Artigo Revisado por pares

Roamers and Stayers: A Model on Male Mating Tactics and Mating Systems

1992; University of Chicago Press; Volume: 139; Issue: 1 Linguagem: Inglês

10.1086/285319

ISSN

1537-5323

Autores

Mikael Sandell, Olof Liberg,

Tópico(s)

Evolutionary Game Theory and Cooperation

Resumo

We analyzed a system with solitary, stationary, and randomly distributed females, no paternal care, and no female choice. On the basis of the assumption of two male mating tactics, staying and roaming, we developed an evolutionarily stable strategy (ESS) model that gives quantitative predictions about mating systems. The variables included were male mate-searching efficiency (E), maximal number of females a stayer can include within his range (Fmax), length of mating season (D), length of the individual female's estrous period (O), population sex ratio (K), and the probability that a stayer defeats an intruder (V).
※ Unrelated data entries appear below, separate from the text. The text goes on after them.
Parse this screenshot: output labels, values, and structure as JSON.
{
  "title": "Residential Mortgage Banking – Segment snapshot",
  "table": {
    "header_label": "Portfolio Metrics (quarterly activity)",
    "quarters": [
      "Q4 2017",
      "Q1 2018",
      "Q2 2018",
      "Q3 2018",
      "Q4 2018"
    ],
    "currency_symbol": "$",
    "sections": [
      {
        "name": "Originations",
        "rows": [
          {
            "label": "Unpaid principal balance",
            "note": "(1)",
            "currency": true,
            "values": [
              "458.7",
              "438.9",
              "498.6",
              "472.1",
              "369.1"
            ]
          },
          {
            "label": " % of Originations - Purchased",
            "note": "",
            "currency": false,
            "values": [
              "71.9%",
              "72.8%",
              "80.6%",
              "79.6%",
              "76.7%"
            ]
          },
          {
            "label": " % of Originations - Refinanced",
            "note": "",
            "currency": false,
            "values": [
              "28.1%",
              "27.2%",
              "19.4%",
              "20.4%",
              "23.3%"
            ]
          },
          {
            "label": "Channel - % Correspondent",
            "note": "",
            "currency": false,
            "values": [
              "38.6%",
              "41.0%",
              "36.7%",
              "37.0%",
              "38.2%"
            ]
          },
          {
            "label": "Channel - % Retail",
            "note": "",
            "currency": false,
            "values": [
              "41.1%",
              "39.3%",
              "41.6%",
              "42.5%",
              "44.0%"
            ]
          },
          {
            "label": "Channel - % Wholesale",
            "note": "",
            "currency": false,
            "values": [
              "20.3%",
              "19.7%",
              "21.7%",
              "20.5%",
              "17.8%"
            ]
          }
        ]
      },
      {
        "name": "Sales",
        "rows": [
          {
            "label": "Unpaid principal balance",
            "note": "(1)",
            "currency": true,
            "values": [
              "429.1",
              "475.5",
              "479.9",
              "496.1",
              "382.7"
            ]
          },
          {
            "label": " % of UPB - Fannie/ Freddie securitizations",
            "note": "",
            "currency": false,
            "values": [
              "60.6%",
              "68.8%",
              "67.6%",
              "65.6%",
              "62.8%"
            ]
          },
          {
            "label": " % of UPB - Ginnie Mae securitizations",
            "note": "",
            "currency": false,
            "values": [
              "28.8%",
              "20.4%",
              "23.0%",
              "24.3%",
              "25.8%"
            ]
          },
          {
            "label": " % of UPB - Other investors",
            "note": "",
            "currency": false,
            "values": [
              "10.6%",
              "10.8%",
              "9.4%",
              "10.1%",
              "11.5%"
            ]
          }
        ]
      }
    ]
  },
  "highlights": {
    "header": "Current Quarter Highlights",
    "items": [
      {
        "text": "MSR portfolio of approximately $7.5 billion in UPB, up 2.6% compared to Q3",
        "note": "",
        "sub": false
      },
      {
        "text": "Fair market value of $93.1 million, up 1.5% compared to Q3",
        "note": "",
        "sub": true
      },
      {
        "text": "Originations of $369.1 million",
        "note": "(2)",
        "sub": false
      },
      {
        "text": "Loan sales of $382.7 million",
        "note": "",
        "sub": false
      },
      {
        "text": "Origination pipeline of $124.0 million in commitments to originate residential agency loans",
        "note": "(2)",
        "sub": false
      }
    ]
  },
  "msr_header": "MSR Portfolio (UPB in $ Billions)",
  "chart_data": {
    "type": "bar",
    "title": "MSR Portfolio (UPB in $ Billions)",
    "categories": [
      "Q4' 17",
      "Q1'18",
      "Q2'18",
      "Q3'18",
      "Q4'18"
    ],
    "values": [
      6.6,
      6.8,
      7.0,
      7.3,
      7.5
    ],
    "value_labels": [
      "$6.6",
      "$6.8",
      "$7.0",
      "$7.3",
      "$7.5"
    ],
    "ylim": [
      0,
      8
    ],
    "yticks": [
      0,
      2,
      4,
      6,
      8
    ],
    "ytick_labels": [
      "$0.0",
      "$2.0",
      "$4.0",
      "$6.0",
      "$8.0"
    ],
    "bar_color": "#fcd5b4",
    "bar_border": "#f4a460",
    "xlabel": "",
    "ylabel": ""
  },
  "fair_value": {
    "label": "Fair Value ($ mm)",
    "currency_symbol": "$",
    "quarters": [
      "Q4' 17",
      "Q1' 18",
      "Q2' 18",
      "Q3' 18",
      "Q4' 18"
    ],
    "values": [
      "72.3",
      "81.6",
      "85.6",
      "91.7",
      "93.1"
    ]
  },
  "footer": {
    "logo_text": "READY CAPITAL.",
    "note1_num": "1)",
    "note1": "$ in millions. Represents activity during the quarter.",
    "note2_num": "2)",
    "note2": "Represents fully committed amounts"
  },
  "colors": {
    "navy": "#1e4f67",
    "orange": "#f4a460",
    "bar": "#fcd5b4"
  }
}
The effects of these variables on the resulting mating system were analyzed. All variables except length of mating season influenced the system, where low E, high Fmax, high K, short O, and high V promoted the staying tactic, thereby promoting either monogamy, female-defense polygyny, or resource-defense polygyny. By contrast, the opposite favored the roaming tactic, thereby promoting scramble-competition polygyny. The application of the model to two field studies showed that all variables can be measured in the field and that the quantitative predictions are thereby open to direct tests. The resulting mating system cannot be predicted from any single factor alone; the result of any one factor can be influenced by other factors. Thus, the explanation and prediction of animal mating systems must rely on multifactorial models.